Die von Nehammer angeführte Zahl sei nur dann klein, wenn man ein vom Bodensee bis zum Neusiedler See komplett zubetoniertes Österreich als Maßzahl heranziehe. Dabei sei mehr als die Hälfte der Landesfläche (allem voran die alpinen Gebiete) gar nicht bebaubar.
Große Auswirkung
Unterschätzt werde vielmehr, dass selbst kleine versiegelte Flächen sich sehr negativ auf den Hochwasserschutz auswirken würden, gibt der Experte zu bedenken. „Denn auf einer betonierten Fläche fließt hundert Prozent des Niederschlags ab.“
Wienerwald
Im ORF-TV-Duell mit Grünen-Chef Werner Kogler am Freitag hatte Nehammer zudem darauf hingewiesen, dass selbst der „völlig unversiegelte Wienerwald“ nicht verhindern konnte, dass die enormen Regenmengen vor einer Woche den Wienfluss im Wiener Stadtgebiet beinahe zum Übergehen gebracht hätten.
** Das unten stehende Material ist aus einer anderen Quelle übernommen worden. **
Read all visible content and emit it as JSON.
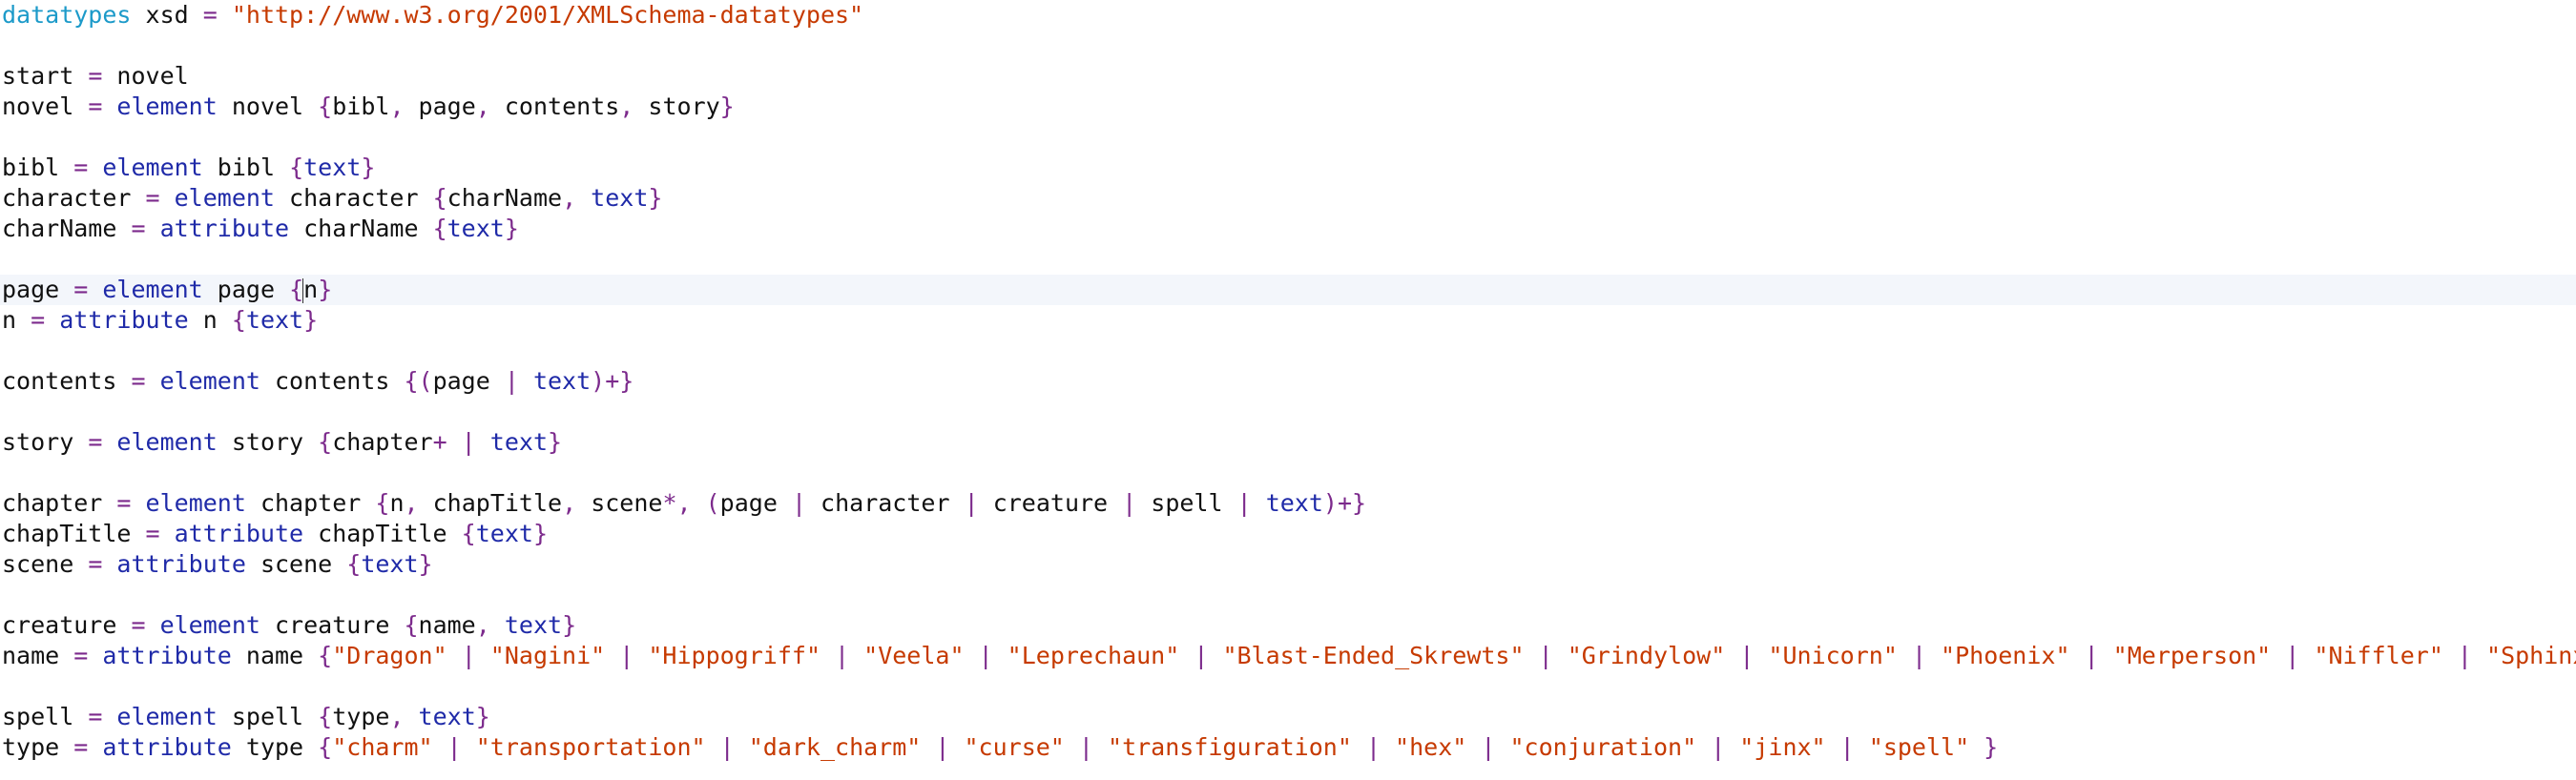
{
  "editor": {
    "current_line": 9,
    "lines": [
      [
        [
          "top",
          "datatypes"
        ],
        [
          "pl",
          " xsd "
        ],
        [
          "op",
          "="
        ],
        [
          "str",
          " \"http://www.w3.org/2001/XMLSchema-datatypes\""
        ]
      ],
      [],
      [
        [
          "pl",
          "start "
        ],
        [
          "op",
          "="
        ],
        [
          "pl",
          " novel"
        ]
      ],
      [
        [
          "pl",
          "novel "
        ],
        [
          "op",
          "="
        ],
        [
          "kw",
          " element"
        ],
        [
          "pl",
          " novel "
        ],
        [
          "op",
          "{"
        ],
        [
          "pl",
          "bibl"
        ],
        [
          "op",
          ","
        ],
        [
          "pl",
          " page"
        ],
        [
          "op",
          ","
        ],
        [
          "pl",
          " contents"
        ],
        [
          "op",
          ","
        ],
        [
          "pl",
          " story"
        ],
        [
          "op",
          "}"
        ]
      ],
      [],
      [
        [
          "pl",
          "bibl "
        ],
        [
          "op",
          "="
        ],
        [
          "kw",
          " element"
        ],
        [
          "pl",
          " bibl "
        ],
        [
          "op",
          "{"
        ],
        [
          "kw",
          "text"
        ],
        [
          "op",
          "}"
        ]
      ],
      [
        [
          "pl",
          "character "
        ],
        [
          "op",
          "="
        ],
        [
          "kw",
          " element"
        ],
        [
          "pl",
          " character "
        ],
        [
          "op",
          "{"
        ],
        [
          "pl",
          "charName"
        ],
        [
          "op",
          ","
        ],
        [
          "kw",
          " text"
        ],
        [
          "op",
          "}"
        ]
      ],
      [
        [
          "pl",
          "charName "
        ],
        [
          "op",
          "="
        ],
        [
          "kw",
          " attribute"
        ],
        [
          "pl",
          " charName "
        ],
        [
          "op",
          "{"
        ],
        [
          "kw",
          "text"
        ],
        [
          "op",
          "}"
        ]
      ],
      [],
      [
        [
          "pl",
          "page "
        ],
        [
          "op",
          "="
        ],
        [
          "kw",
          " element"
        ],
        [
          "pl",
          " page "
        ],
        [
          "op",
          "{"
        ],
        [
          "caret",
          ""
        ],
        [
          "pl",
          "n"
        ],
        [
          "op",
          "}"
        ]
      ],
      [
        [
          "pl",
          "n "
        ],
        [
          "op",
          "="
        ],
        [
          "kw",
          " attribute"
        ],
        [
          "pl",
          " n "
        ],
        [
          "op",
          "{"
        ],
        [
          "kw",
          "text"
        ],
        [
          "op",
          "}"
        ]
      ],
      [],
      [
        [
          "pl",
          "contents "
        ],
        [
          "op",
          "="
        ],
        [
          "kw",
          " element"
        ],
        [
          "pl",
          " contents "
        ],
        [
          "op",
          "{("
        ],
        [
          "pl",
          "page "
        ],
        [
          "op",
          "|"
        ],
        [
          "kw",
          " text"
        ],
        [
          "op",
          ")+}"
        ]
      ],
      [],
      [
        [
          "pl",
          "story "
        ],
        [
          "op",
          "="
        ],
        [
          "kw",
          " element"
        ],
        [
          "pl",
          " story "
        ],
        [
          "op",
          "{"
        ],
        [
          "pl",
          "chapter"
        ],
        [
          "op",
          "+ |"
        ],
        [
          "kw",
          " text"
        ],
        [
          "op",
          "}"
        ]
      ],
      [],
      [
        [
          "pl",
          "chapter "
        ],
        [
          "op",
          "="
        ],
        [
          "kw",
          " element"
        ],
        [
          "pl",
          " chapter "
        ],
        [
          "op",
          "{"
        ],
        [
          "pl",
          "n"
        ],
        [
          "op",
          ","
        ],
        [
          "pl",
          " chapTitle"
        ],
        [
          "op",
          ","
        ],
        [
          "pl",
          " scene"
        ],
        [
          "op",
          "*, ("
        ],
        [
          "pl",
          "page "
        ],
        [
          "op",
          "|"
        ],
        [
          "pl",
          " character "
        ],
        [
          "op",
          "|"
        ],
        [
          "pl",
          " creature "
        ],
        [
          "op",
          "|"
        ],
        [
          "pl",
          " spell "
        ],
        [
          "op",
          "|"
        ],
        [
          "kw",
          " text"
        ],
        [
          "op",
          ")+}"
        ]
      ],
      [
        [
          "pl",
          "chapTitle "
        ],
        [
          "op",
          "="
        ],
        [
          "kw",
          " attribute"
        ],
        [
          "pl",
          " chapTitle "
        ],
        [
          "op",
          "{"
        ],
        [
          "kw",
          "text"
        ],
        [
          "op",
          "}"
        ]
      ],
      [
        [
          "pl",
          "scene "
        ],
        [
          "op",
          "="
        ],
        [
          "kw",
          " attribute"
        ],
        [
          "pl",
          " scene "
        ],
        [
          "op",
          "{"
        ],
        [
          "kw",
          "text"
        ],
        [
          "op",
          "}"
        ]
      ],
      [],
      [
        [
          "pl",
          "creature "
        ],
        [
          "op",
          "="
        ],
        [
          "kw",
          " element"
        ],
        [
          "pl",
          " creature "
        ],
        [
          "op",
          "{"
        ],
        [
          "pl",
          "name"
        ],
        [
          "op",
          ","
        ],
        [
          "kw",
          " text"
        ],
        [
          "op",
          "}"
        ]
      ],
      [
        [
          "pl",
          "name "
        ],
        [
          "op",
          "="
        ],
        [
          "kw",
          " attribute"
        ],
        [
          "pl",
          " name "
        ],
        [
          "op",
          "{"
        ],
        [
          "str",
          "\"Dragon\""
        ],
        [
          "op",
          " | "
        ],
        [
          "str",
          "\"Nagini\""
        ],
        [
          "op",
          " | "
        ],
        [
          "str",
          "\"Hippogriff\""
        ],
        [
          "op",
          " | "
        ],
        [
          "str",
          "\"Veela\""
        ],
        [
          "op",
          " | "
        ],
        [
          "str",
          "\"Leprechaun\""
        ],
        [
          "op",
          " | "
        ],
        [
          "str",
          "\"Blast-Ended_Skrewts\""
        ],
        [
          "op",
          " | "
        ],
        [
          "str",
          "\"Grindylow\""
        ],
        [
          "op",
          " | "
        ],
        [
          "str",
          "\"Unicorn\""
        ],
        [
          "op",
          " | "
        ],
        [
          "str",
          "\"Phoenix\""
        ],
        [
          "op",
          " | "
        ],
        [
          "str",
          "\"Merperson\""
        ],
        [
          "op",
          " | "
        ],
        [
          "str",
          "\"Niffler\""
        ],
        [
          "op",
          " | "
        ],
        [
          "str",
          "\"Sphinx\""
        ],
        [
          "op",
          " }"
        ]
      ],
      [],
      [
        [
          "pl",
          "spell "
        ],
        [
          "op",
          "="
        ],
        [
          "kw",
          " element"
        ],
        [
          "pl",
          " spell "
        ],
        [
          "op",
          "{"
        ],
        [
          "pl",
          "type"
        ],
        [
          "op",
          ","
        ],
        [
          "kw",
          " text"
        ],
        [
          "op",
          "}"
        ]
      ],
      [
        [
          "pl",
          "type "
        ],
        [
          "op",
          "="
        ],
        [
          "kw",
          " attribute"
        ],
        [
          "pl",
          " type "
        ],
        [
          "op",
          "{"
        ],
        [
          "str",
          "\"charm\""
        ],
        [
          "op",
          " | "
        ],
        [
          "str",
          "\"transportation\""
        ],
        [
          "op",
          " | "
        ],
        [
          "str",
          "\"dark_charm\""
        ],
        [
          "op",
          " | "
        ],
        [
          "str",
          "\"curse\""
        ],
        [
          "op",
          " | "
        ],
        [
          "str",
          "\"transfiguration\""
        ],
        [
          "op",
          " | "
        ],
        [
          "str",
          "\"hex\""
        ],
        [
          "op",
          " | "
        ],
        [
          "str",
          "\"conjuration\""
        ],
        [
          "op",
          " | "
        ],
        [
          "str",
          "\"jinx\""
        ],
        [
          "op",
          " | "
        ],
        [
          "str",
          "\"spell\""
        ],
        [
          "op",
          " }"
        ]
      ]
    ]
  }
}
Für Essl ebenfalls ein wenig stichhaltiges Argument. Denn mittlerweile gebe es auch im Wienerwald schon beträchtliche Schneisen mit Besiedelung. „Und damit wird die Abflussgeschwindigkeit der dortigen Bäche verstärkt.“
Zuletzt hatte sich Nehammer wiederholt gegen fixe Grenzen gegen Bodenversiegelung ausgesprochen. Das türkis-grüne Regierungsprogramm hätte ja an sich vorgesehen, sie bis 2030 auf zweieinhalb Hektar pro Tag zu reduzieren. Wie mehrfach berichtet, gelang es dann aber doch nicht, sich darauf zu einigen.
„Kein Raster“
Laut dem ÖVP-Chef sei es falsch, einen solchen Raster über ganz Österreich zu legen. Nötig seien vielmehr die richtigen Maßnahmen am richtigen Ort. Statt zentral seitens des Bundes sollten darüber vor Ort die Bürgermeister mit ihrer Bevölkerung entscheiden.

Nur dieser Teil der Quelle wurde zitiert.